Cloudera Octopai combines metadata sources to provide extended lineage coverage.

Perform the following steps to configure Databricks in Cloudera Octopai:

Create a service principal (required)
Unity Catalog lineage extraction requires a machine identity with access to governed metadata.
You must ensure the following:
- Create a Databricks-managed service principal.
- Enable Workspace access and Databricks SQL access.
Enable or create an SQL Warehouse (required)
Cloudera Octopai relies on querying Databricks system tables, which requires a running SQL Warehouse.
You must ensure the following:
- Create or enable a Databricks SQL Warehouse.
- Allow access to required system schemas.
Perform the following steps:
1. In Databricks, go to the SQL Warehouses tab.
2. If no SQL Warehouse exists,, click Create SQL Warehouse and configure it as required.
3. Assign the service principal Manager permissions to the warehouse by selecting Can use.
4. Open the SQL Warehouse and go to Connection details.
5. Copy the HTTP path. You will need this path for the integration process.
Ensure Unity Catalog–Enabled Compute
- Unity Catalog must be enabled at the workspace/account level.
- A cluster that supports Unity Catalog access must be available.
Grant Unity Catalog Lineage Permissions (required)
The service principal must have SELECT access on the system lineage tables (system.access.table_lineage and system.access.column_lineage) and read access on relevant catalogs and schemas.

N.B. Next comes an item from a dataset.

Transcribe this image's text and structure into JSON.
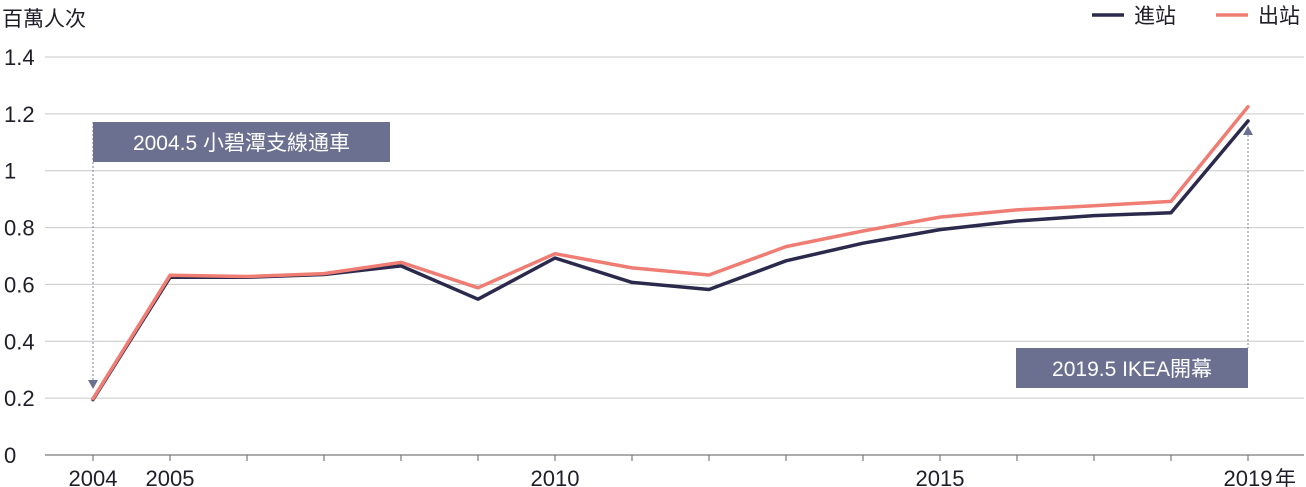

1. Open the Catalog in Databricks.
2. Search for:
  - Catalog: system
  - Schema: access
  - Tables: table_lineage and column_lineage
3. The tables are automatically created by Databricks.
  note
  You must have admin permissions to view and manage the tables.

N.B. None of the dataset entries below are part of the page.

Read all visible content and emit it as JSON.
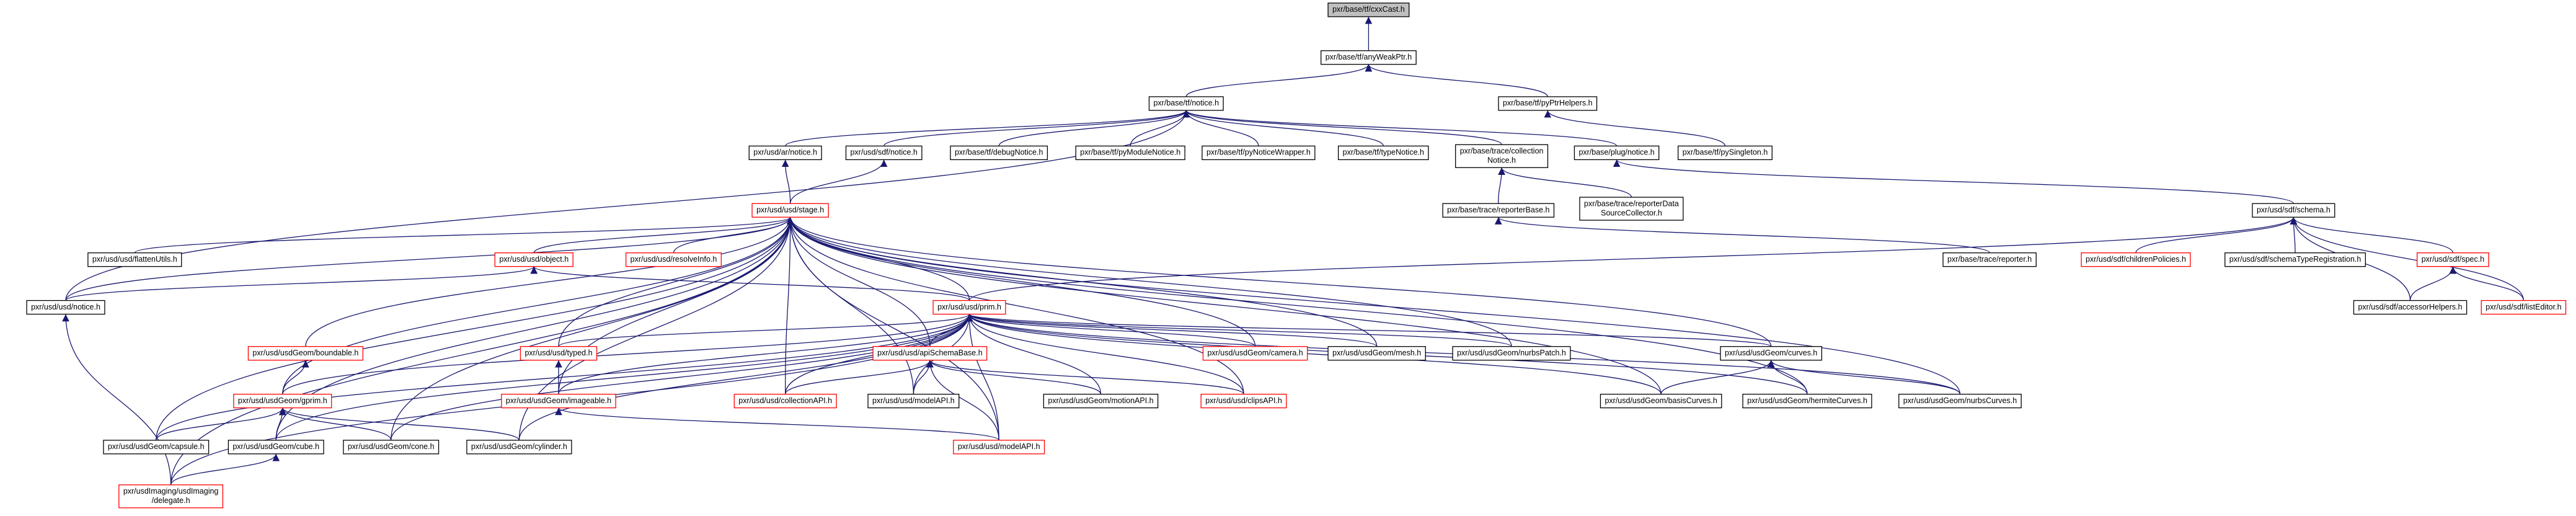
{
  "nodes": [
    {
      "label": [
        "pxr/base/tf/cxxCast.h"
      ],
      "fill": "#bfbfbf"
    },
    {
      "label": [
        "pxr/base/tf/anyWeakPtr.h"
      ]
    },
    {
      "label": [
        "pxr/base/tf/notice.h"
      ]
    },
    {
      "label": [
        "pxr/base/tf/pyPtrHelpers.h"
      ]
    },
    {
      "label": [
        "pxr/usd/ar/notice.h"
      ]
    },
    {
      "label": [
        "pxr/usd/sdf/notice.h"
      ]
    },
    {
      "label": [
        "pxr/base/tf/debugNotice.h"
      ]
    },
    {
      "label": [
        "pxr/base/tf/pyModuleNotice.h"
      ]
    },
    {
      "label": [
        "pxr/base/tf/pyNoticeWrapper.h"
      ]
    },
    {
      "label": [
        "pxr/base/tf/typeNotice.h"
      ]
    },
    {
      "label": [
        "pxr/base/trace/collection",
        "Notice.h"
      ]
    },
    {
      "label": [
        "pxr/base/plug/notice.h"
      ]
    },
    {
      "label": [
        "pxr/base/tf/pySingleton.h"
      ]
    },
    {
      "label": [
        "pxr/usd/usd/stage.h"
      ],
      "border": "#ff0000"
    },
    {
      "label": [
        "pxr/base/trace/reporterBase.h"
      ]
    },
    {
      "label": [
        "pxr/base/trace/reporterData",
        "SourceCollector.h"
      ]
    },
    {
      "label": [
        "pxr/usd/sdf/schema.h"
      ]
    },
    {
      "label": [
        "pxr/usd/usd/flattenUtils.h"
      ]
    },
    {
      "label": [
        "pxr/usd/usd/object.h"
      ],
      "border": "#ff0000"
    },
    {
      "label": [
        "pxr/usd/usd/resolveInfo.h"
      ],
      "border": "#ff0000"
    },
    {
      "label": [
        "pxr/base/trace/reporter.h"
      ]
    },
    {
      "label": [
        "pxr/usd/sdf/childrenPolicies.h"
      ],
      "border": "#ff0000"
    },
    {
      "label": [
        "pxr/usd/sdf/schemaTypeRegistration.h"
      ]
    },
    {
      "label": [
        "pxr/usd/sdf/spec.h"
      ],
      "border": "#ff0000"
    },
    {
      "label": [
        "pxr/usd/usd/notice.h"
      ]
    },
    {
      "label": [
        "pxr/usd/usd/prim.h"
      ],
      "border": "#ff0000"
    },
    {
      "label": [
        "pxr/usd/usdGeom/boundable.h"
      ],
      "border": "#ff0000"
    },
    {
      "label": [
        "pxr/usd/usd/typed.h"
      ],
      "border": "#ff0000"
    },
    {
      "label": [
        "pxr/usd/usd/apiSchemaBase.h"
      ],
      "border": "#ff0000"
    },
    {
      "label": [
        "pxr/usd/usdGeom/camera.h"
      ],
      "border": "#ff0000"
    },
    {
      "label": [
        "pxr/usd/usdGeom/mesh.h"
      ]
    },
    {
      "label": [
        "pxr/usd/usdGeom/nurbsPatch.h"
      ]
    },
    {
      "label": [
        "pxr/usd/usdGeom/curves.h"
      ]
    },
    {
      "label": [
        "pxr/usd/sdf/accessorHelpers.h"
      ]
    },
    {
      "label": [
        "pxr/usd/sdf/listEditor.h"
      ],
      "border": "#ff0000"
    },
    {
      "label": [
        "pxr/usd/usdGeom/gprim.h"
      ],
      "border": "#ff0000"
    },
    {
      "label": [
        "pxr/usd/usdGeom/imageable.h"
      ],
      "border": "#ff0000"
    },
    {
      "label": [
        "pxr/usd/usd/collectionAPI.h"
      ],
      "border": "#ff0000"
    },
    {
      "label": [
        "pxr/usd/usd/modelAPI.h"
      ]
    },
    {
      "label": [
        "pxr/usd/usdGeom/motionAPI.h"
      ]
    },
    {
      "label": [
        "pxr/usd/usd/clipsAPI.h"
      ],
      "border": "#ff0000"
    },
    {
      "label": [
        "pxr/usd/usdGeom/basisCurves.h"
      ]
    },
    {
      "label": [
        "pxr/usd/usdGeom/hermiteCurves.h"
      ]
    },
    {
      "label": [
        "pxr/usd/usdGeom/nurbsCurves.h"
      ]
    },
    {
      "label": [
        "pxr/usd/usdGeom/capsule.h"
      ]
    },
    {
      "label": [
        "pxr/usd/usdGeom/cube.h"
      ]
    },
    {
      "label": [
        "pxr/usd/usdGeom/cone.h"
      ]
    },
    {
      "label": [
        "pxr/usd/usdGeom/cylinder.h"
      ]
    },
    {
      "label": [
        "pxr/usd/usd/modelAPI.h"
      ],
      "border": "#ff0000"
    },
    {
      "label": [
        "pxr/usdImaging/usdImaging",
        "/delegate.h"
      ],
      "border": "#ff0000"
    }
  ]
}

1. For each table, perform the following steps:
  - Open the Permissions tab.
  - Click Grant.
  - Select the service principal created earlier.
  - Enable Select Permission.
Download the ODBC Driver
- Download and install the Simba ODBC Driver for Databricks from the official Databricks download page: https://www.databricks.com/spark/odbc-drivers-download
- Select the appropriate version for your operating system (Windows or Linux).
Collect the required workspace information:
- Workspace URL
- Workspace ID (required)
- Account ID (optional)
1. Find the Databricks Account ID
  The account ID is available in the Databricks Account Console.
  1. Open the account console: https://accounts.cloud.databricks.com/
  2. Log in using your organization's credentials (SSO may be required).
  3. In the top-right corner, select your username/email to open the dropdown menu.
  4. Databricks displays the Account ID as a UUID value, for example: 55eb1a01-48d5-4008-8dbd-03dd8447a595
  5. Copy this value.
2. Find the Databricks Workspace ID
  The workspace ID is embedded directly in your Databricks workspace URL.
  1. Open your Databricks workspace in the browser, for example:
```
https://adb-90442919623923.3.azuredatabricks.net/
```
    or
```
https://adb-90442919623923.3.azuredatabricks.net/?o=90442919623923
```
  2. Locate the parameter ?o= in the URL, for example:
    https://mycompany.cloud.databricks.com/?o=90442919623923 → Workspace ID = 90442919623923
  3. If you do not find the ?o= parameter, go to Sidebar > Data Science & Engineering.
    The URL will update to include the workspace ID:
```
https://mycompany.cloud.databricks.com/?o=90442919623923#workspace/
```
  This verifies the workspace ID value.